Yazarlıkta hedef kitleniz önemlidir. Ben bu romanı hangi yaş aralığına, hangi kültür aralığına hitap edeceğim? Ben ilkokul çocukları için 135 hikâye yazdım. Onu hayat yayınları 10 kitap yaptı:

Can Kardeşler Serisi

Benim orada hedef kitlem ilkokul çocuklarıydı; 3,4,5.sınıftı. 2’ye fazla, 6’ya da hafif gelir. Bir şey yazdığınız zaman hedef kitlenizi iyi seçeceksiniz. Ondan sonra ortaokul çocukları için 50 tane hikâye yazdım. Senin de bir öykün var içinde. Orada da kitle onlar. Küçüklere ağır gelir, büyüklere hafif gelir. Yazarlık serüvenim böyle devam etti. 25 tane kitabım oldu. Rabbim sağlık verdi, yazdım.

Yazdığınız kitaplarda genel olarak okura bir mesaj vermeye çalışıyorsunuz. Kitapları yazmaktaki amacınız okurun bu şifreleri çözmesini sağlamak mı?

Aynen öyle. Okuyucunun kitapları okuyunca oradan bir kazanım elde etmesi gerekir. Şimdi piyasada çok kitap var. Çocuklar için, gençler için; direkt olarak ticarete yönelik. Bu bize yakışmaz. Bizim düşüncemizde roman olsun hikâye olsun deneme kitapları olsun, mesela Allah’ı Nasıl Buldum, Muhteşem Yolculuk’u okuyan insanlar oradan bir kazanım elde eder. Okumaları için ben çok sade bir dil kullandım. Eski dilden kelimelere fazla girmedim. Çünkü hedef kitlem lise, ortaokul mezunu ev hanımları, mahalledeki Ayşe Abla, lisedeki kızlar, üniversitedeki öğrencilerdi.

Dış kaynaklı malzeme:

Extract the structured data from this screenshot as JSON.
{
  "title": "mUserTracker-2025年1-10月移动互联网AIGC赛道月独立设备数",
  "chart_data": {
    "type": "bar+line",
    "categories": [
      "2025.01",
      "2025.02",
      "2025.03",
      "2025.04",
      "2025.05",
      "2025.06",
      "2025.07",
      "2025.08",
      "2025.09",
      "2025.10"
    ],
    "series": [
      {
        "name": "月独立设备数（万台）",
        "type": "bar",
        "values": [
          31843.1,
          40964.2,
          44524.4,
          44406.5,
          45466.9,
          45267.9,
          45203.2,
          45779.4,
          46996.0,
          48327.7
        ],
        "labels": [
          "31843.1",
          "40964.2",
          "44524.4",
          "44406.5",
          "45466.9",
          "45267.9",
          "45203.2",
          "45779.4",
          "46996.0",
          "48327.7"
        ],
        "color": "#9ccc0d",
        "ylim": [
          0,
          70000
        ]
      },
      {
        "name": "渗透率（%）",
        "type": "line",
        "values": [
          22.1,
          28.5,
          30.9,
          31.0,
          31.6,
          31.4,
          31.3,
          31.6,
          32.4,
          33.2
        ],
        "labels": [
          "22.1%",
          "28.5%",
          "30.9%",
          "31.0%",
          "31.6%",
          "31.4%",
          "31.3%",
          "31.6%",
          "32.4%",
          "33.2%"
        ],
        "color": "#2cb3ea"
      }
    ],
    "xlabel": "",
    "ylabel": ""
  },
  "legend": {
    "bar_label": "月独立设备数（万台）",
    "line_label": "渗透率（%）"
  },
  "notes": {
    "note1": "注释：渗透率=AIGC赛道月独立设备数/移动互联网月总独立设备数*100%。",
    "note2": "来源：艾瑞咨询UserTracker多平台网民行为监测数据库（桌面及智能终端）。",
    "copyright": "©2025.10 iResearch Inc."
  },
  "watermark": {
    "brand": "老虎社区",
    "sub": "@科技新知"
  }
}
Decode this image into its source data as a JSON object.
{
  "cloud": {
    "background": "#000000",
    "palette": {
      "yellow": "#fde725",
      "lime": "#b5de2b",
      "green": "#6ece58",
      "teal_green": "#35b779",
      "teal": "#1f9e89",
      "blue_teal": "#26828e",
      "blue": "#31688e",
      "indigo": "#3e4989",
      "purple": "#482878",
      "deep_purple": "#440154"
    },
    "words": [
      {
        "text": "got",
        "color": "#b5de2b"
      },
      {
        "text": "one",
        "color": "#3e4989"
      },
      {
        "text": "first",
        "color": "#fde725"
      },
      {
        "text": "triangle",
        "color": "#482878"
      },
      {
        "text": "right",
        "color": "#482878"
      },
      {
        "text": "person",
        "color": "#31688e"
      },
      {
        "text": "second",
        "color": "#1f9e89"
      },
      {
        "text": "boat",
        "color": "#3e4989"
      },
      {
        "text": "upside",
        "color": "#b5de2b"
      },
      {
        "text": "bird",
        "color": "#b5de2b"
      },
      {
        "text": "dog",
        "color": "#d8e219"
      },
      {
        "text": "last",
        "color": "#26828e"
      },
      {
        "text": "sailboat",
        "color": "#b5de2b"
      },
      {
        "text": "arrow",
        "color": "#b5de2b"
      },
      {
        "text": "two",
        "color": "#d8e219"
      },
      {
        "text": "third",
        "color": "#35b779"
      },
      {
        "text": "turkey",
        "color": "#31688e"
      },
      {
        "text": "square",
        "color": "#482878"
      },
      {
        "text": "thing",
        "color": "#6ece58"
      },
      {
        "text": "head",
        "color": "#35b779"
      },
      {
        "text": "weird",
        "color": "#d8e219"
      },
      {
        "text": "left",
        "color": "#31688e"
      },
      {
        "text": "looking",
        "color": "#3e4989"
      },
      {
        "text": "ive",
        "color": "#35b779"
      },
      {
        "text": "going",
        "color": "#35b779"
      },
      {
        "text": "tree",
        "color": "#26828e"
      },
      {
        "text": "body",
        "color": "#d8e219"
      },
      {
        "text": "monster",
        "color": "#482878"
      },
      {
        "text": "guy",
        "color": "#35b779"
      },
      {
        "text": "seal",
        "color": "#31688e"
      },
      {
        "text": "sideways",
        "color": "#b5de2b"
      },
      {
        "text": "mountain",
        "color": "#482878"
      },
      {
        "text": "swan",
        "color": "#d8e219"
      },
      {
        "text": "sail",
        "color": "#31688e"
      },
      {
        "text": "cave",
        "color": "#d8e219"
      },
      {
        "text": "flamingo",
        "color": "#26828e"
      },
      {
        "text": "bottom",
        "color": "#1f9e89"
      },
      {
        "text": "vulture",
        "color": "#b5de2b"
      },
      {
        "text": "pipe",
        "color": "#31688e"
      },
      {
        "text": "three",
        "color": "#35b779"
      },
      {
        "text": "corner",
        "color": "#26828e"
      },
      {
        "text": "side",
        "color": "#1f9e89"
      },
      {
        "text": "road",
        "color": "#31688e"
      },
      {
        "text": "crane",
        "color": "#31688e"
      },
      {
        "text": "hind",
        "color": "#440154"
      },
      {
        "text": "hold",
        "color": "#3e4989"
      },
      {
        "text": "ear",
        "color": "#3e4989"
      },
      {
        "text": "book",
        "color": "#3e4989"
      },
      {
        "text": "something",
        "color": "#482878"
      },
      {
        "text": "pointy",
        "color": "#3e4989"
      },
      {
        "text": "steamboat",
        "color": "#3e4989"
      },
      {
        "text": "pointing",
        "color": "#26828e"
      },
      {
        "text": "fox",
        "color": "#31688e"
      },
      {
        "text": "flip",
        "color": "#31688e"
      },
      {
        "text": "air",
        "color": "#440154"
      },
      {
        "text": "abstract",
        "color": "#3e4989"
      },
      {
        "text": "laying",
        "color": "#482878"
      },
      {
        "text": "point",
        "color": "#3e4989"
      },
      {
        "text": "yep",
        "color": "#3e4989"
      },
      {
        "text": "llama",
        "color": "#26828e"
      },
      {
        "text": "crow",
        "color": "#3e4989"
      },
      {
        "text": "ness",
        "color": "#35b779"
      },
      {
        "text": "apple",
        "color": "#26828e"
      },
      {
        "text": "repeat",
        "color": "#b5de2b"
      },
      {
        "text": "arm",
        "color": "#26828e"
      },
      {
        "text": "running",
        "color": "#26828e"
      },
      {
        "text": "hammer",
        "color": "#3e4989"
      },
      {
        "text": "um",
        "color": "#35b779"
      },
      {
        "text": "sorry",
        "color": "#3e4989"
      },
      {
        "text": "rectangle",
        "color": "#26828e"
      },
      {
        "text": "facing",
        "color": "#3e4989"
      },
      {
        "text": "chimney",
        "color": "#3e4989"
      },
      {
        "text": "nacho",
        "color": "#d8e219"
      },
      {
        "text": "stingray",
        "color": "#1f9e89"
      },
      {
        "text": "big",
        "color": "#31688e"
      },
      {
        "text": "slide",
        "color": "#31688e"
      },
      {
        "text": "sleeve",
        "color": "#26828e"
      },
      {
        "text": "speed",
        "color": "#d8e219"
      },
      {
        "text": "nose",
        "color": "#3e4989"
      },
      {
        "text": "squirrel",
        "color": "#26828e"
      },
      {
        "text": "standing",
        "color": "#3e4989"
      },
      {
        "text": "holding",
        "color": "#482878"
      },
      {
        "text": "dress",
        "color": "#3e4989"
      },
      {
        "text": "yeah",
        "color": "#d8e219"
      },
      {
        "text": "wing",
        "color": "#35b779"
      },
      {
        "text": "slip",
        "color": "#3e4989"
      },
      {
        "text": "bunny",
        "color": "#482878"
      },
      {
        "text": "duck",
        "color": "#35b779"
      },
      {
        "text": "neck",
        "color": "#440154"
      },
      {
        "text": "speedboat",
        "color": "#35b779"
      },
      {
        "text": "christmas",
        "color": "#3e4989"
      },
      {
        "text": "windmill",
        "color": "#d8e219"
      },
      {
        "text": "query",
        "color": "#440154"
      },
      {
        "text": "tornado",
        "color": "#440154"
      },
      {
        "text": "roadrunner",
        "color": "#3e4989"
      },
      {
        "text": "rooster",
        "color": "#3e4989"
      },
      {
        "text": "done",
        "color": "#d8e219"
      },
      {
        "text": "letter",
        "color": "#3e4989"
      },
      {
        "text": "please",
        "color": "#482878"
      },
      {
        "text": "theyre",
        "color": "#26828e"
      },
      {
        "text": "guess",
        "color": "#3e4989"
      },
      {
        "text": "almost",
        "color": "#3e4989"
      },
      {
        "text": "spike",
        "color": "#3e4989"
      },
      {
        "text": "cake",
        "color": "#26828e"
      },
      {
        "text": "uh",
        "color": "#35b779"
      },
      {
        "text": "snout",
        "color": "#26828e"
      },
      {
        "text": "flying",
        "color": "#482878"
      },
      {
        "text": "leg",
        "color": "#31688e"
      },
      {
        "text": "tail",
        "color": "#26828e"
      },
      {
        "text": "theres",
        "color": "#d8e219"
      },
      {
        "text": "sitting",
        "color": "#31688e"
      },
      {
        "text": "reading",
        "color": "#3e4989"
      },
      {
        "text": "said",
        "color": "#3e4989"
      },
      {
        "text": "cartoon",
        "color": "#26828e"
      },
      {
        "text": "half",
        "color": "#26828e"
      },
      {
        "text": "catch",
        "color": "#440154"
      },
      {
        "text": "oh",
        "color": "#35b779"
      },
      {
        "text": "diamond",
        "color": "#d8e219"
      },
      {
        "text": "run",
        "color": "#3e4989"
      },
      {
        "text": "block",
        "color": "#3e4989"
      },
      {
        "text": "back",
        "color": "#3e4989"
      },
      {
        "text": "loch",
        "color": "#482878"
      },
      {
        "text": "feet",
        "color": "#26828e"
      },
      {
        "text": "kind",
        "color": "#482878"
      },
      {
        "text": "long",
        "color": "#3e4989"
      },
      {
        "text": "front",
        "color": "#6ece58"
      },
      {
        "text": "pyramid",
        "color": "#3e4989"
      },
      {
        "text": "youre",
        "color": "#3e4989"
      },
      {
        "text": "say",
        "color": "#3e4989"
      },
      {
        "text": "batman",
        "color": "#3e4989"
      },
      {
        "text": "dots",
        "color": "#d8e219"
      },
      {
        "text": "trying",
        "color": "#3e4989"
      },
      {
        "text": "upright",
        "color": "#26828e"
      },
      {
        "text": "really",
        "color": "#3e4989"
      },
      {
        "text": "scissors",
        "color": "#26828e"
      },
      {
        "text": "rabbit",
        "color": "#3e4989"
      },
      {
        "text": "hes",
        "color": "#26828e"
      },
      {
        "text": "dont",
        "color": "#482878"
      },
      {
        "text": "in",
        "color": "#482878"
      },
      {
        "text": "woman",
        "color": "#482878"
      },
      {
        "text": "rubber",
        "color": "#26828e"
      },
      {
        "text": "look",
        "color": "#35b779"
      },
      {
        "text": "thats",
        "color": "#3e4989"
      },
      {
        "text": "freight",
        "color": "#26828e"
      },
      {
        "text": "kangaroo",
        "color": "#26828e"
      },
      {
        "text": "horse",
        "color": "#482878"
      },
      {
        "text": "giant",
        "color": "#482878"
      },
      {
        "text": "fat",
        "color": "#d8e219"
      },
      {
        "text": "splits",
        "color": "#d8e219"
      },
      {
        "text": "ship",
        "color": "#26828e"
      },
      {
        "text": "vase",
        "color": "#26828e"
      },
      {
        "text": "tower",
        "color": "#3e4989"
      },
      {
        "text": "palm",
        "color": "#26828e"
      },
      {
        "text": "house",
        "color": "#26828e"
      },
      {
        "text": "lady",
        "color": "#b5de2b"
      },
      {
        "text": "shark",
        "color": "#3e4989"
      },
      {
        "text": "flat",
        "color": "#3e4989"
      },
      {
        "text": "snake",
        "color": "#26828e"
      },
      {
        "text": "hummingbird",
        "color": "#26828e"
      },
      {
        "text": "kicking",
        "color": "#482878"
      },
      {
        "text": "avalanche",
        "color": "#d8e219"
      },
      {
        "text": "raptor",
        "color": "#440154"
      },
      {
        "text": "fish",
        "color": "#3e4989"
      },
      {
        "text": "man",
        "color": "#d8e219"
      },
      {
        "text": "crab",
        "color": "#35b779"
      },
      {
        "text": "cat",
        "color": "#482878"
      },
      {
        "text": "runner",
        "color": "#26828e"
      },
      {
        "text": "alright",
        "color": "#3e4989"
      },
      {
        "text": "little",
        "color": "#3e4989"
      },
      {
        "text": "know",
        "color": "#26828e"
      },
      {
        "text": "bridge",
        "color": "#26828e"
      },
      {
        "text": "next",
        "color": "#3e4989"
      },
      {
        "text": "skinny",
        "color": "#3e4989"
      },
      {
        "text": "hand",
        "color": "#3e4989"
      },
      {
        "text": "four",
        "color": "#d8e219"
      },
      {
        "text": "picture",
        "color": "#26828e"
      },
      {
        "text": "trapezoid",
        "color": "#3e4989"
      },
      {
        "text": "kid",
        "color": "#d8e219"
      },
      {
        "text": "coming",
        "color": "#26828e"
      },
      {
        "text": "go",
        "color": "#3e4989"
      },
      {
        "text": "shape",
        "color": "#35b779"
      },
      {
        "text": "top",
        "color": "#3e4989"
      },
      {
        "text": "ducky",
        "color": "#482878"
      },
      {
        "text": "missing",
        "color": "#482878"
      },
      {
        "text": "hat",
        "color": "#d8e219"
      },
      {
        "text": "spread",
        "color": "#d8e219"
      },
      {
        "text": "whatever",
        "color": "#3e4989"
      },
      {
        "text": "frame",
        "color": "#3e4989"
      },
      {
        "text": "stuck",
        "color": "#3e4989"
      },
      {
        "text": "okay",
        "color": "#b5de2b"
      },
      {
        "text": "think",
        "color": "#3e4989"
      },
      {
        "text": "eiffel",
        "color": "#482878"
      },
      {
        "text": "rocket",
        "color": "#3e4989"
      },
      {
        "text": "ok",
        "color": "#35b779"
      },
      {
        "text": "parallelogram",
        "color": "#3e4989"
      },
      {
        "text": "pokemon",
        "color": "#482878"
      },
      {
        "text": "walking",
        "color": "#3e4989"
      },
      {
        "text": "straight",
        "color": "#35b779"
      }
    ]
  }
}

Birçok kitap yazdınız. Bazıları okullarda okutuldu. Bu başarınızın geçmiş yıllarda yaptığınız öğretmenlik mesleğiyle bir bağlantısı var mı?

Tabii ki. Bağlantısı olmazsa olmaz zaten. Ben piyasada görüyorum; inşaat mühendisi biri çocuk kitabı yazmış. Olmaz. Rakamlarla doldurmuş kitabı. Ben 10-15 yıl ilkokul öğretmenliği yaptım. Yurtiçinde ve yurtdışında bizzat sınıflarda derslere girdim. İlkokul 3.sınıf çocuğunun hangi cümleyi anlayıp anlamayacağını biliyorum. Ona göre yazıyorum. Bir paragraf yazdığımda onu ortaokul öğrencisi alabilir mi veya bir ev hanımı bunu okuyunca anlayabilir mi? Hatta çok telefonlar aldım okullara imzalara gittim. Bu da çok güzel bir şey. Orada anneler, siz Can Kardeşler’i çocuklar için değil bizim için yazmışsınız dediler. Bu durum, yazarlık mesleğinin heyecanıdır.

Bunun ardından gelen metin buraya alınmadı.